Quando l’inventore dell’horror all’italiana si diede al giallo-thriller. Nel corso di una lunga carriera, Mario Bava non ha mai interrotto il suo itinerario all’interno del cinema della paura. “Ecologia Del Delitto” (1971), in riferimento al meccanismo di difesa che la natura mette in atto ai danni degli speculatori che intendono distruggerla, è il film che scompone il ‘modello’ suggerito da Dario Argento, raccontando una favola rosso sangue che influenzerà il futuro cinema a stelle strisce, a partire da “Venerdì 13” (1981), diretto da Steve Miner. Una vicenda intricata costruita su colpi di scena, particolari soluzioni visive e inquietanti ambienti lacustri. La sceneggiatura è, infatti, fondata su ambiguità, bugie, rancori, doppi e tripli giochi in cui tutti sono potenziali carnefici e vittime. Nonostante il gore di alcune sequenze, con effetti speciali a cura di Carlo Rambaldi, la pellicola nota anche come “Reazione A Catena” riserva anche frangenti ironici.

La contessa Federica Donati (Isa Miranda), paralizzata su una sedia a rotelle, è assassinata nella sua villa. Il killer è il marito Filippo Donati (Giovanni Nuvoletti) che, inscenato un finto suicidio, è essere a sua volta eliminato da una terza persona. Il suo corpo finisce nelle acque della baia adiacente. Un luogo incantevole e isolato, cruciale per gli sviluppi della trama: l’architetto Franco Ventura (Chris Avram) è, infatti, intenzionato a trasformare l’area con un progetto edilizio, già osteggiato dalla contessa. Nel frattempo, due coppiette che cercavano di appartarsi in loco sono trucidate per mano di uno sconosciuto. Quando Simone (Claudio Volonté), il guardiano della baia, ritrova il cadavere, Renata Donati (Claudine Auger), ipotetica ereditiera, è colta da un malessere e si rifugia nel vicino cottage dell’architetto, dove scopre i corpi dei ragazzi. È l’inizio di un’escalation di agguati, delitti e vendette, suggellata da un finale macabro.
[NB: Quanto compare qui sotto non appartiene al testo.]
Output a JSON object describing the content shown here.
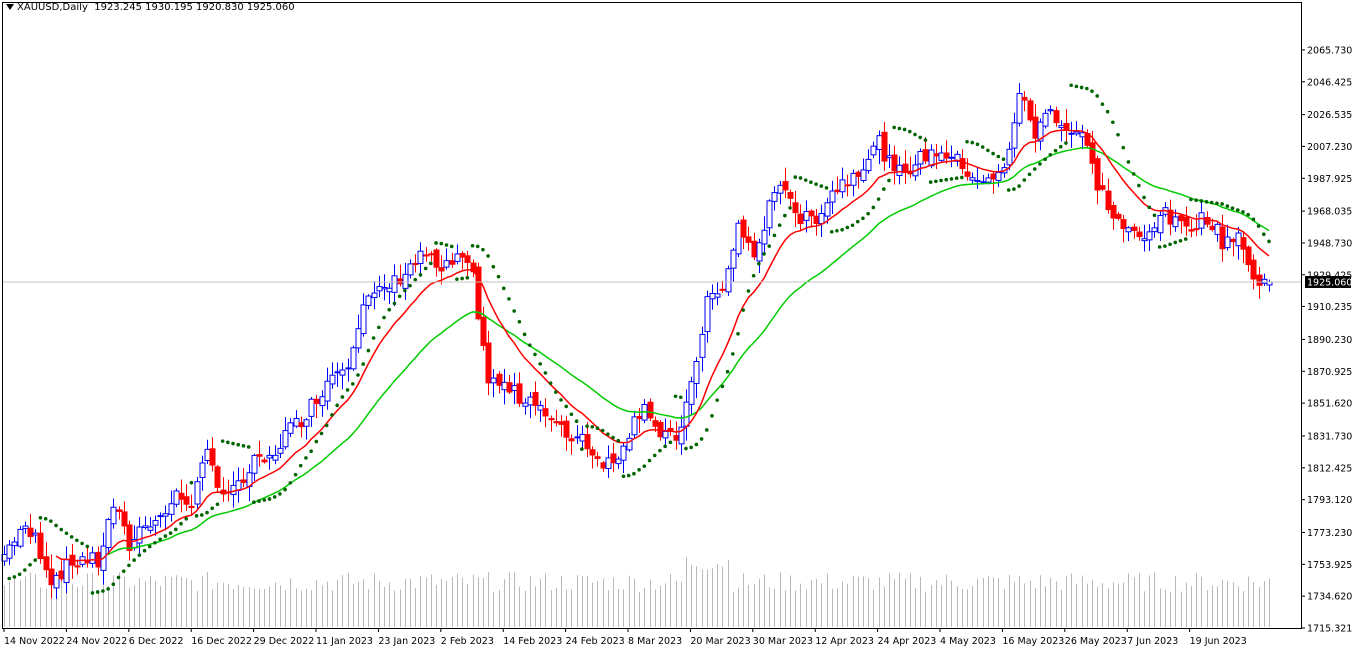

Triplice il registro stilistico adottato da Stelvio Cipriani. Lo score di “Ecologia Del Delitto” (2017), ristampato in vinile dalla Cinedelic Records, si sviluppa attraverso brani dai connotati atmosferici, contigui ai numerosi omicidi, inserti finanche ballabili e rari momenti romantici, è il caso dei ‘classici’ temi per pianoforte intitolati Evelyn Theme e Solitudine Di Simone. Ecologia Del Delitto (Titoli) offre una lenta e ipnotica sintesi della partitura, tra percussioni ossessive, il calibrato intervento dell’organo e gli immancabili archi sullo sfondo. Un canovaccio destinato a essere ripreso e variato nel corso di Spiato, Tribal Shake, Guidando Nella Notte, Piano Diabolico e Decapitata. L’elettronica distorta di Ritrovamento Dei Cadaveri contrasta, infine, con la bossa nova di Due Amanti e Giovani E Liberi, le digressioni lounge Passeggiata Al Lago e Slow Giradischi, oltre allo shake di Shake Giradischi. Ombre e luci, sublimate in Teen-Agers Cha-Cha-Cha (Finale).